Thursday, October 24, 2019

Review: No Matter the Wreckage


We are not taught how to read poetry in school. We're taught to memorize it, and to analyze it. Enjoyment is something that maybe college students get to do. But for those of us who had to read in high school? Poetry is something you have two hours to write a thousand words about.

People therefore come to poetry via. other means. In the digital age, that's social media: Tumblr poets get reblogged, Instagram poets flash couplets on manicured pictures, and people press play buttons on YouTube in front of a black wall. This is a weird situation to be in! It's a very happy one.
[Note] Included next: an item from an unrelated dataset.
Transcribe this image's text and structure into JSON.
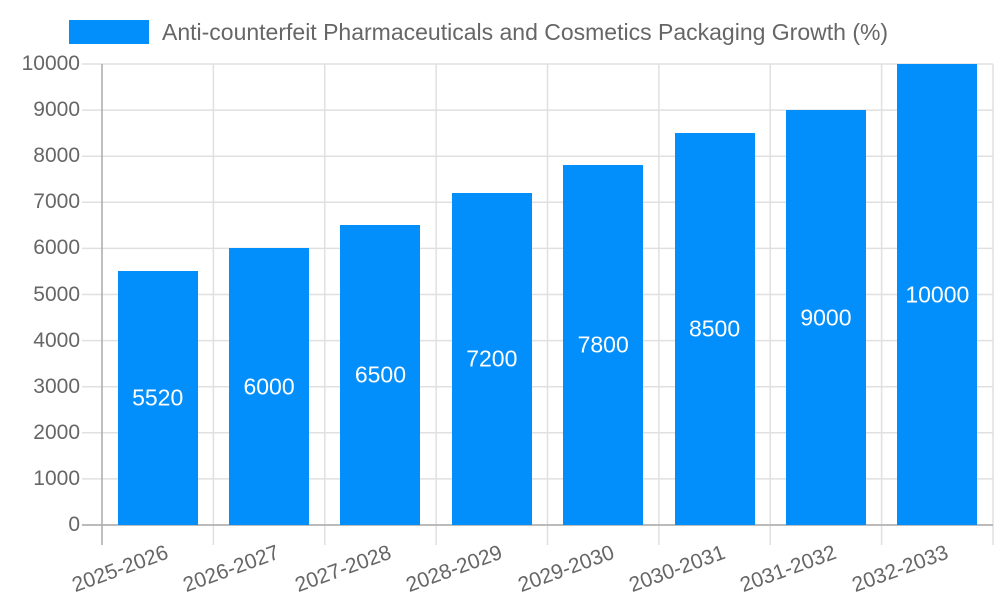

Poetry, it turns out, is alive and well. Sarah Kay is fantastic. I have a good twenty five minutes everyday when I take a subway- not Kay's charismatic New York subway, but a subway all the same- and twenty five minutes is the perfect amount of time to do nothing, like surf the web or Twitter or Reddit or godforbid Facebook. However, twenty five minutes is also the perfect time to read a poem or five. It lets you chew them, like you're supposed to, without the pressure of a paper to write.

Of course, when you get off the subway, and sit where you're going, you can throw on a video of Kay reading the poem in its full glory. Poetry is meant to be spoken, after all. Poetry is an artform that is by its nature, both meant to be read and meant to be spoken. You have to do both, (or at least have somebody speak it for you) or you miss out on it, like reading the captions of a comedy special while its on mute or only listening to the special's audiotrack.

Sarah's poems are relieving reads. They're not relaxing because they certainly stir the mind. They're not exactly fun, because they're often heavy (though not exclusively in the slighest). They relieve certain unseen stresses that you might not know you have, or they prick your feelings in a way that reminds you those feelings still exist. The poems do not make you feel better, but they remind you that you will. They remind you that, like poetry, you will be alive and well.